Die Menschenrechtsorganisation Amnesty International erhebt indes schwere Vorwürfe gegen die israelische Armee wegen der Zerstörung landwirtschaftlicher Flächen und Häuser.
Israels Premier hält am Philadelphi-Korridor fest
Israels Ministerpräsident Netanjahu machte am Mittwochabend in Jerusalem erneut klar, dass er an einer dauerhaften Präsenz israelischer Truppen am sogenannten Philadelphi-Korridor festhalten werde. Dabei handelt es sich um einen etwa 14 Kilometer langen Streifen an der Grenze des Gazastreifen zu Ägypten, dessen Kontrolle nach Netanjahus Darstellung gewährleisten soll, dass die Hamas keine Waffen in den abgeriegelten Küstenstreifen schmuggeln kann. «Die Räumung des Philadelphi-Korridors trägt nichts zur Freilassung der Geiseln bei», sagte er vor internationalen Medien.

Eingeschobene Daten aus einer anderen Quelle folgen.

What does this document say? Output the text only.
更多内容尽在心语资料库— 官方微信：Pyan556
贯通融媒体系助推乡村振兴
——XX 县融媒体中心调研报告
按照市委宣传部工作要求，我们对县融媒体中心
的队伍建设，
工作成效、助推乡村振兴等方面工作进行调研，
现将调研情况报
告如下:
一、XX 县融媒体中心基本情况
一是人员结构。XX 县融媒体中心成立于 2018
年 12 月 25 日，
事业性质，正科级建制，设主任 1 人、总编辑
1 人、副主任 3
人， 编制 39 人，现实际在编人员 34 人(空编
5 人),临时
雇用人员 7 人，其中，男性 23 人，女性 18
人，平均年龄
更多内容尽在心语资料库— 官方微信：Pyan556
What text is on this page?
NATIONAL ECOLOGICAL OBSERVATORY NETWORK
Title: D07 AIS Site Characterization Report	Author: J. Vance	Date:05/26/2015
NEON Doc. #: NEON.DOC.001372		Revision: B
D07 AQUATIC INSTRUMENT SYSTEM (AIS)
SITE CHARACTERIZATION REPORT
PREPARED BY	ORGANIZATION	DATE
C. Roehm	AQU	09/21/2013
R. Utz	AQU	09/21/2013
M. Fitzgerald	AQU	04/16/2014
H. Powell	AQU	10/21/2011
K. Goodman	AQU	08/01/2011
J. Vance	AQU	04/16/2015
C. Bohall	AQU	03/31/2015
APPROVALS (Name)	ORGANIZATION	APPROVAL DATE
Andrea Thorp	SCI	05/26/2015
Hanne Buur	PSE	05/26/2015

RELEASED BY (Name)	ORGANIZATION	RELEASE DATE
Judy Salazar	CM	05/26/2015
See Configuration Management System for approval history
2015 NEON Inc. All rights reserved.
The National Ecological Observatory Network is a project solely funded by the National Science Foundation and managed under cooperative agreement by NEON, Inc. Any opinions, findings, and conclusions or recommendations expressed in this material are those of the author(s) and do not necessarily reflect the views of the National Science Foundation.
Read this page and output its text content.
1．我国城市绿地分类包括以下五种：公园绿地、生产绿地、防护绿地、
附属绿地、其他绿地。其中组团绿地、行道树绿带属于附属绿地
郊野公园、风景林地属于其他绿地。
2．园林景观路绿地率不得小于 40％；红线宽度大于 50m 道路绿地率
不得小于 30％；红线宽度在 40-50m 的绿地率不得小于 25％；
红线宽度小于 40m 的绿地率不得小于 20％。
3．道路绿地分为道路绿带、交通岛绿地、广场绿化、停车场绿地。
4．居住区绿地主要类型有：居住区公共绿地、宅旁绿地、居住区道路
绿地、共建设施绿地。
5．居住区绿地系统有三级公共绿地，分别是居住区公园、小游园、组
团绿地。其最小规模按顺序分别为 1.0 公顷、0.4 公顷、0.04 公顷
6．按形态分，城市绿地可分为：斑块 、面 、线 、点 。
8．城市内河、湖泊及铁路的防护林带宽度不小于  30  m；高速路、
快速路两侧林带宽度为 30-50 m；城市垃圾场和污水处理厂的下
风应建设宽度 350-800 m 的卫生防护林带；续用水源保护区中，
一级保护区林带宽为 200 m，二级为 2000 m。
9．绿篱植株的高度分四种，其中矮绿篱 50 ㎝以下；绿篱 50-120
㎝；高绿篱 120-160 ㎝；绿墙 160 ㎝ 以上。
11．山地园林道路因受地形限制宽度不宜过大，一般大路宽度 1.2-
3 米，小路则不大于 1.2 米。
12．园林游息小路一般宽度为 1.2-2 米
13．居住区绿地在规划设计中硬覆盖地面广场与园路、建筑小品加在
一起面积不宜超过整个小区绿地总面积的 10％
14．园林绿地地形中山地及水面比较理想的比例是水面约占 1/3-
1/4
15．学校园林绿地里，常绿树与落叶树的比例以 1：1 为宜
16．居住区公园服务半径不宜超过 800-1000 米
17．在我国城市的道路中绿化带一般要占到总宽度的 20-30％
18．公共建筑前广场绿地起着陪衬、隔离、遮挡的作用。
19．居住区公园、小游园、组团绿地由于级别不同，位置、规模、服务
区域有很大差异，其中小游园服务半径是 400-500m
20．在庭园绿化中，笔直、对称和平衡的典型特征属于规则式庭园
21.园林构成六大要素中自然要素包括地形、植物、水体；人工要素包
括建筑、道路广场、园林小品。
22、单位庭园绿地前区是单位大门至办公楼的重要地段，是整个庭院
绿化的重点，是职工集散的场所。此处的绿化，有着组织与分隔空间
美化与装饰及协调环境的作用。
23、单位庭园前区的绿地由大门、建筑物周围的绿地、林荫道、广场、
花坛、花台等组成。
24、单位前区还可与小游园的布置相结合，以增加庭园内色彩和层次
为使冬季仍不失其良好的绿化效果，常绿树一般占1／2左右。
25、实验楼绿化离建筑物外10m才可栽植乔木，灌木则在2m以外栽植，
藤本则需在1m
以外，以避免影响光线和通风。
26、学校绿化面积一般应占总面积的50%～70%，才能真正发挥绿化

Bei dem Angriff der Hamas und anderer islamistischer Gruppen am 7. Oktober 2023 auf Israel waren mehr als 1.200 Menschen getötet und etwa 250 weitere als Geiseln in den Gazastreifen verschleppt worden. Israel reagierte darauf mit Luftangriffen und einer Bodenoffensive in Gaza. Nach israelischer Zählung sind noch 101 Menschen in der Hand der Hamas. Wie viele von ihnen noch leben, ist unklar.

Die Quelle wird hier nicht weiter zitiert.